XI. Означенная двойная модель продолжает доминировать в XX в. Неоромантическое сознание может при этом искать в этой модели «страшную», неантропоморфную архаику (passim) или безличную судьбу бытия (Шпенглер, Хайдеггер), тоталитарное (скажем, фильмы Роома или Рифеншталь) – культ тела, здоровья, полисной солидарности, рационального расчета; культур-утопическое (например, йегер[26]) – педагогический проект; культур-ностальгическое (например, Рильке, Мандельштам) – исконную подлинность; авангардное – чистую форматуру (Пикассо)…[27] Но инвариантом остается образ дегуманизированной античности, оба (воображаемых?) аспекта, которой одинаково дистанцированы от «просто человека».
Возможно, скоро мы осознаем, что нового в этот сюжет принесли конкретные исследования античной культуры, которым также был богат XX в.
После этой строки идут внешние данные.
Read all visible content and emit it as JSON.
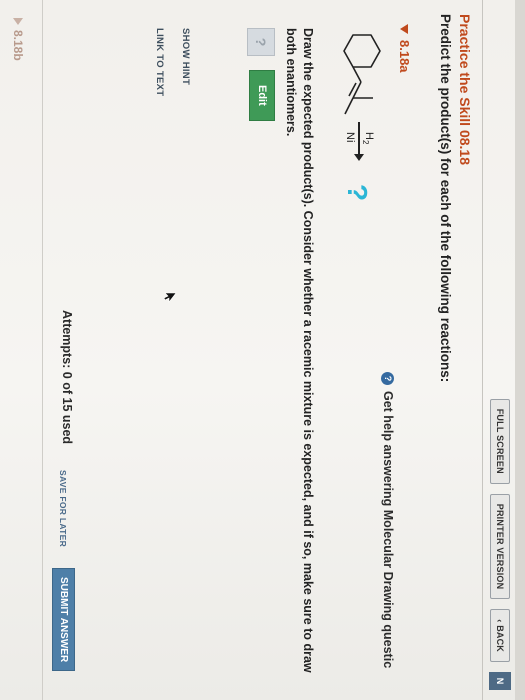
{
  "toolbar": {
    "full_screen": "FULL SCREEN",
    "printer_version": "PRINTER VERSION",
    "back": "‹ BACK",
    "corner": "N"
  },
  "problem": {
    "title": "Practice the Skill 08.18",
    "prompt": "Predict the product(s) for each of the following reactions:"
  },
  "part_a": {
    "label": "8.18a",
    "help_icon": "?",
    "help_text": "Get help answering Molecular Drawing questic",
    "reagent_top": "H",
    "reagent_top_sub": "2",
    "reagent_bottom": "Ni",
    "product": "?",
    "instructions": "Draw the expected product(s). Consider whether a racemic mixture is expected, and if so, make sure to draw both enantiomers.",
    "canvas_placeholder": "?",
    "edit_label": "Edit",
    "show_hint": "SHOW HINT",
    "link_to_text": "LINK TO TEXT",
    "attempts": "Attempts: 0 of 15 used",
    "save_for_later": "SAVE FOR LATER",
    "submit": "SUBMIT ANSWER"
  },
  "part_b": {
    "label": "8.18b"
  },
  "colors": {
    "accent_orange": "#c04a1d",
    "edit_green": "#3f9a57",
    "submit_blue": "#4e7fa8",
    "question_cyan": "#2bb6d6"
  },
  "icons": [
    "help-icon",
    "caret-down-icon",
    "caret-right-icon",
    "reaction-arrow-icon",
    "mouse-cursor-icon"
  ]
}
* * *К вопросу о «больших нарративах»: предметность, здесь обозначенная, исчезнет или безнадежно деформируется, если мы изменим масштаб рассмотрения. Во всяком случае, если увеличение охвата (расширение культурного региона, присоединение предшествующих эпох и т. п.) не является фатальным, то сужение повлечет за собой разрыв историко-логических связей и утрату «фабулы» процесса. Проблема еще и в том, что каждая ступень очерченного процесса имеет внутреннюю логику и относительную замкнутость: поэтому изъятие ее из целого вроде бы не выглядит как деструкция. В самом деле, почему бы не рассмотреть романтический образ античности сам по себе или неоклассицизм в музыке XX в., взяв его «абсолютное» содержание? Но такое экспонирование, выведение темы из общей системы координат позволит спроецировать на нее любое содержание, которое мы сможем произвольно ассоциировать с темой. Другими словами, янсенист XVII в. заговорит словами просветителя XVIII в., йенский романтик – словами декадента XIX в. и т. п. Так, от противного, можно еще раз подчеркнуть нередуцируемость телеологии культуры.
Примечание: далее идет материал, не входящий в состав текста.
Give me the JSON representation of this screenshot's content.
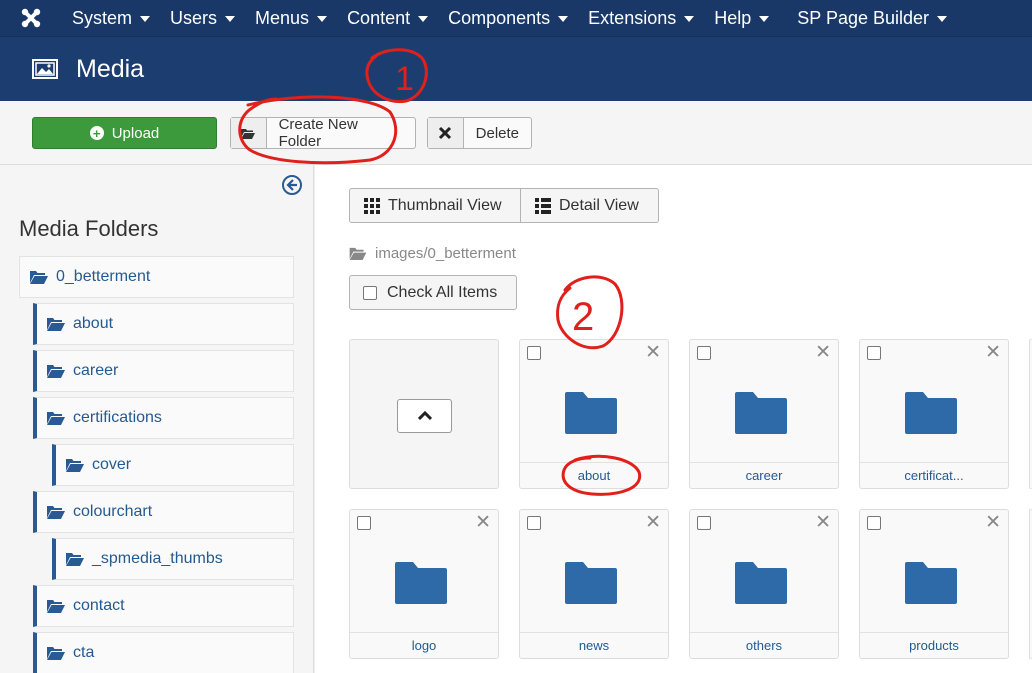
{
  "navbar": {
    "items": [
      {
        "label": "System"
      },
      {
        "label": "Users"
      },
      {
        "label": "Menus"
      },
      {
        "label": "Content"
      },
      {
        "label": "Components"
      },
      {
        "label": "Extensions"
      },
      {
        "label": "Help"
      },
      {
        "label": "SP Page Builder"
      }
    ]
  },
  "header": {
    "title": "Media",
    "icon": "image-icon"
  },
  "toolbar": {
    "upload_label": "Upload",
    "create_folder_label": "Create New Folder",
    "delete_label": "Delete"
  },
  "sidebar": {
    "title": "Media Folders",
    "folders": [
      {
        "name": "0_betterment",
        "level": 0
      },
      {
        "name": "about",
        "level": 1
      },
      {
        "name": "career",
        "level": 1
      },
      {
        "name": "certifications",
        "level": 1
      },
      {
        "name": "cover",
        "level": 2
      },
      {
        "name": "colourchart",
        "level": 1
      },
      {
        "name": "_spmedia_thumbs",
        "level": 2
      },
      {
        "name": "contact",
        "level": 1
      },
      {
        "name": "cta",
        "level": 1
      }
    ]
  },
  "main": {
    "views": {
      "thumbnail": "Thumbnail View",
      "detail": "Detail View"
    },
    "path": "images/0_betterment",
    "check_all_label": "Check All Items",
    "tiles": [
      {
        "label": "about"
      },
      {
        "label": "career"
      },
      {
        "label": "certificat..."
      },
      {
        "label": "logo"
      },
      {
        "label": "news"
      },
      {
        "label": "others"
      },
      {
        "label": "products"
      }
    ]
  },
  "annotations": {
    "marker1": "1",
    "marker2": "2",
    "color": "#e0201b"
  },
  "colors": {
    "navbar": "#1a3867",
    "header": "#1c3d6f",
    "upload": "#3c9a3c",
    "link": "#245a92",
    "folder": "#2e6aa8"
  }
}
§ 17. Европейский интеллектуал: traduttore или traditore?
Тема отнюдь не новая, но сегодня ее оживил – это трудно не заметить – очередной процесс того, что Конфуций называл «исправлением имен». История на наших глазах быстро переписывает цивилизационную парадигму, в которой по инерции остаются еще старые ячейки и номинации. Появились многочисленные – безымянные пока – новые модусы интеллектуальной деятельности; и похоже, что при этом исчезает денотат привычного нам имени «интеллектуал». Пока буря не перевесила вывески, хочется понять, что из накопленных интеллектуальной традицией доблестей попадет в будущее. Одним из стимулов для этих медитаций оказалось двухтомное собрание работ Ирины Бенционовны Роднянской «Движение литературы»[28]. Сквозь призму словесности автору удалось увидеть многое из того, что проглядели профессиональные историософы. Мне хотелось бы поразмышлять о теме двух статей второго тома: «Европейский интеллектуал: Конфронтация с миропорядком и ее пределы» и «Русский западник сегодня». Несколько формул Роднянской задают для этой темы точные параметры. «Собственно интеллектуала – как явление, созданное именно европейской культурой новой эры (после Р. X.) и во многом обеспечившее ее беспрецедентный динамизм – отличает перенятое из христианского двоемирия отношение к миропорядку не как к нерушимой данности, а как к проблеме, открытой для критики и для поисков альтернативы»[29]. Решая эту проблему, интеллектуалы, «в сущности, решают для себя один и тот же вопрос, столь же русский, сколь европейский или американский, а вернее – имманентный всей цивилизации с христианским корнем. Это […] «противоречие между духом и властью», или шире – противоречие между духом и наличным миропорядком»[30]. Еще одна цитата in extenso пояснит нам, что порождается этим противоречием: «Лучшим компасом тут послужил бы христианский антиномизм в отношении к миру. Антиномия эта известна: мир сотворен «весьма хорошо», и притязания на альтернативное творчество – не более чем дерзость зарвавшегося ratio; самый факт бытия, этот фундамент божественного миропорядка, есть удивительное и непостижимое благо, перед которым бессильна всякая критика. Но тот же мир захвачен злом и не может быть принят в своей данности, не может быть признан господином над человеческим духом с его порывом к преображению жизни. Интеллект, не вмещающий эту антиномию, роковым образом влечется, и увлекает других, в логово двух парных чудовищ – деструкции и утопии»[31].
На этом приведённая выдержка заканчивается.